« Vous donc, priez ainsi : Notre Père » (Mt 6, 9). Dès lors, commente saint Cyprien au IIIe siècle, « quelle prière peut être plus conforme à la pensée divine que celle qui nous a été enseignée par celui qui nous a envoyé l’Esprit Saint, par le Christ ? Prier d’une autre manière n’est pas seulement de l’ignorance, c’est une faute ! » La question devient donc : comment bien prier le Notre Père, puisque, assurément, c’est la prière que le Seigneur préfère, et que c’est même la seule qu’Il puisse accepter ? Au point que Thérèse d’Ávila disait que les deux heures d’oraison quotidiennes de la carmélite ne sont encore qu’une manière de bien prier le Pater, d’en intérioriser toutes les composantes afin de « revêtir le Christ » dans notre prière, puisque c’est cela être chrétien.
Saint François de Sales donne la clef de ce « bien prier » : dans la prière comme ailleurs, « ce n’est pas par la grandeur de nos actions que nous plaisons à Dieu, mais par l’amour avec lequel nous les faisons. [Et c’est pourquoi] la meilleure prière ou oraison, c’est celle qui nous tient si bien employés en Dieu que nous ne pensons point à nous-mêmes, ni à ce que nous y faisons » (lettre du 8 juin 1618). Pour cela, ajoute-t-il, « il faut aller là simplement, à la bonne foi et sans art, pour être auprès de Dieu pour L’aimer, pour s’unir à Lui ».
Réponse décevante, sans doute, car nous voudrions tellement « réussir » notre prière ! Mais tous les maîtres nous diraient que la prière la plus réussie est celle qui cherche le moins la réussite, et que la meilleure méthode est de ne guère en avoir. « Je fais comme les enfants qui ne savent pas lire, je dis simplement au Bon Dieu ce que je veux Lui dire… La prière, c’est un élan du cœur, c’est un simple regard jeté vers le Ciel, c’est un cri de reconnaissance et d’amour au sein de l’épreuve comme au sein de la joie… », disait sainte Thérèse de l’Enfant-Jésus. La prière réussie, la prière qui va au cœur de Dieu, la prière qu’Il préfère, c’est celle qui dit « Père » à Dieu, le plus simplement et le plus complètement possible.

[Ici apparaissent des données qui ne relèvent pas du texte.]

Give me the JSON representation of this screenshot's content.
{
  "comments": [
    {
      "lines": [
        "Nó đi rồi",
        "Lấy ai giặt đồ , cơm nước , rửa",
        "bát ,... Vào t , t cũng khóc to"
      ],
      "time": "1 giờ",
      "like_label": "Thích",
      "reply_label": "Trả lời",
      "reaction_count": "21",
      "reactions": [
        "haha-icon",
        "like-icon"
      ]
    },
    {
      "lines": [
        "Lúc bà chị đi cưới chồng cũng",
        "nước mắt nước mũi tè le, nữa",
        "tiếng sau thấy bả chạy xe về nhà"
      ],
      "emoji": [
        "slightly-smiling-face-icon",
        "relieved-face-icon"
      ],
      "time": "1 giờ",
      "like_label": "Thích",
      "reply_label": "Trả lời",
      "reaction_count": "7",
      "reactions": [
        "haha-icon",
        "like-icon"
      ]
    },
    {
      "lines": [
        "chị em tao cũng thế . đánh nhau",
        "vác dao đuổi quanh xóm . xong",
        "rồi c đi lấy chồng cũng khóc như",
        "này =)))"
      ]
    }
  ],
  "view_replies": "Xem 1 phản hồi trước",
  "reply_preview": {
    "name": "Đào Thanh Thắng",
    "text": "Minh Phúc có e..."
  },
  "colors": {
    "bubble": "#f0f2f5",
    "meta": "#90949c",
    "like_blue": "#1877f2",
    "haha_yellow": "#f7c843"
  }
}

N’y a-t-il donc pas, malgré tout, des prières que l’Église nous recommande, des prières préférables ? Oui, certes ; tout comme l’Église recommande certains pèlerinages, ou comme elle attache des indulgences à certaines pratiques religieuses telles que porter le scapulaire du Carmel ou recevoir la bénédiction du pape.
Mais tout cela, en réalité, reste une pédagogie pour bien dire, et surtout bien vivre, le Notre Père. Et la variété de ces prières et de ces pratiques correspond à la variété des vocations dans l’Église, chacun étant invité à trouver, à l’école des saints, le chemin qui lui permettra d’entrer dans cette prière qui résume toutes les autres : « L’oraison dominicale est vraiment le résumé de tout l’Évangile. […] Quand le Seigneur nous eut légué cette formule de prière, Il ajouta : “Demandez et vous recevrez.” (Lc 11, 9) Chacun peut donc adresser au Ciel diverses prières selon ses besoins, mais en commençant toujours par la prière du Seigneur qui demeure la prière fondamentale » (Tertullien, † 220, De la Prière, cité dans le Catéchisme de l’Église catholique).